Another cultural columnist, Virginia Heffernan, writing in the current issue of Wired, pulls all this together in a way that emphasizes the importance of data science in an article about the complexities of manufacturing modern silicon chips, “I Saw the Face of God in a Semiconductor Factory.” She calls these chips “the engine of nearly all modern abstraction, from laws to concepts to cognition itself” (drawer 2). The global economy of semiconductor chips (drawer 3) is “as mind-boggling as cryptocurrency markets and derivative securities (drawer 4). Or as certain theologies, ones that feature nano-angels dancing on nano-pins” (drawer 1).

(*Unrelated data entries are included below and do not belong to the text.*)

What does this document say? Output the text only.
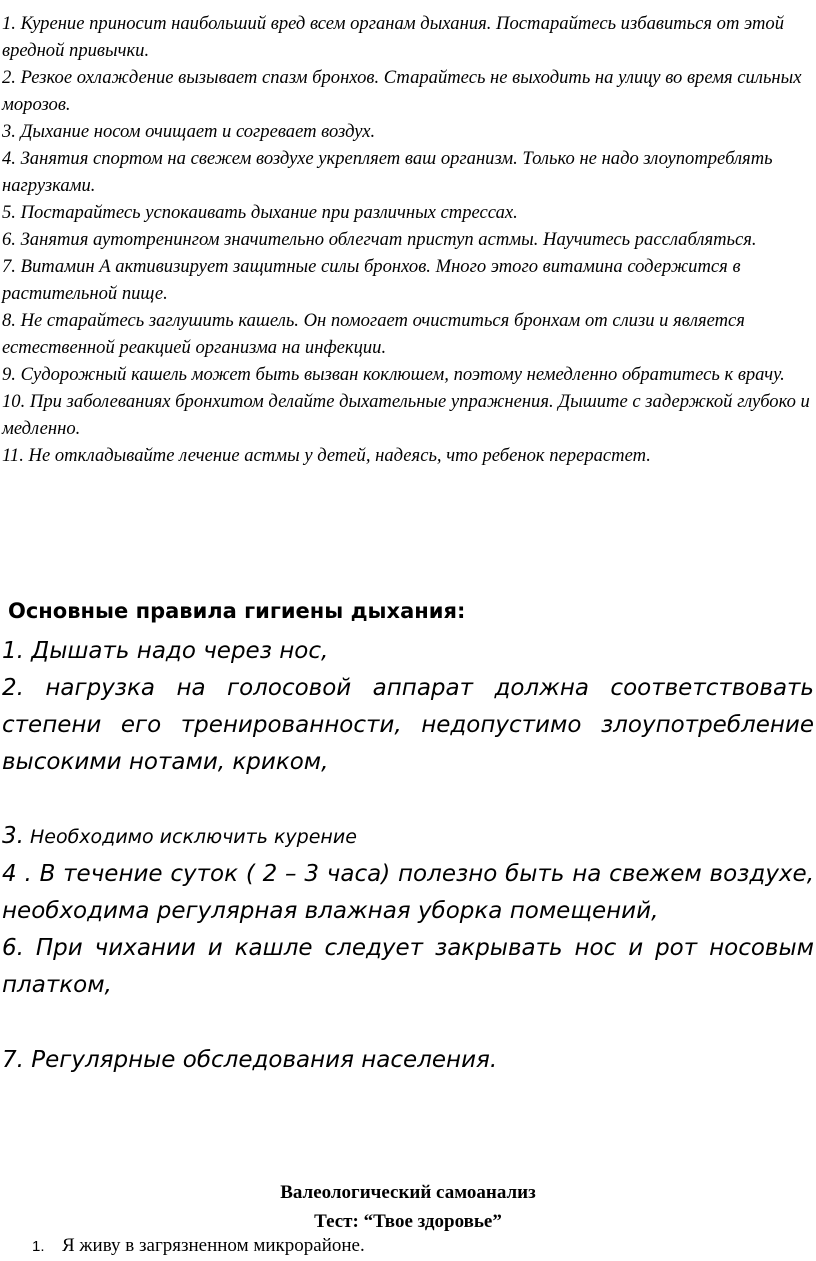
1. Курение приносит наибольший вред всем органам дыхания. Постарайтесь избавиться от этой вредной привычки.

2. Резкое охлаждение вызывает спазм бронхов. Старайтесь не выходить на улицу во время сильных морозов.

3. Дыхание носом очищает и согревает воздух.

4. Занятия спортом на свежем воздухе укрепляет ваш организм. Только не надо злоупотреблять нагрузками.

5. Постарайтесь успокаивать дыхание при различных стрессах.

6. Занятия аутотренингом значительно облегчат приступ астмы. Научитесь расслабляться.

7. Витамин А активизирует защитные силы бронхов. Много этого витамина содержится в растительной пище.

8. Не старайтесь заглушить кашель. Он помогает очиститься бронхам от слизи и является естественной реакцией организма на инфекции.

9. Судорожный кашель может быть вызван коклюшем, поэтому немедленно обратитесь к врачу.

10. При заболеваниях бронхитом делайте дыхательные упражнения. Дышите с задержкой глубоко и медленно.

11. Не откладывайте лечение астмы у детей, надеясь, что ребенок перерастет.

Основные правила гигиены дыхания:

1. Дышать надо через нос,

2. нагрузка на голосовой аппарат должна соответствовать степени его тренированности, недопустимо злоупотребление высокими нотами, криком,

3. Необходимо исключить курение

4 . В течение суток ( 2 – 3 часа) полезно быть на свежем воздухе, необходима регулярная влажная уборка помещений,

6. При чихании и кашле следует закрывать нос и рот носовым платком,

7. Регулярные обследования населения.

Валеологический самоанализ
Тест: “Твое здоровье”
1. Я живу в загрязненном микрорайоне.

Another danger of over-reliance on technoscience and the hubris that goes with it is one familiar to people as far back as the ancient Greeks, whose myths addressed the world-changing intervention of fire. Just ask Prometheus how that worked out for him.

Further Reading
How Data Happened: A History from the Age of Reason to the Age of Algorithms by Chris Wiggins and Matthew L. Jones
Technologies of Speculation: The Limits of Knowledge in a Data-Driven Society, by Sun-ha Hong
“Frankenstein’s warning: the too-familiar hubris of today’s technoscience” by Richard King, The Guardian 30 Apr 2023.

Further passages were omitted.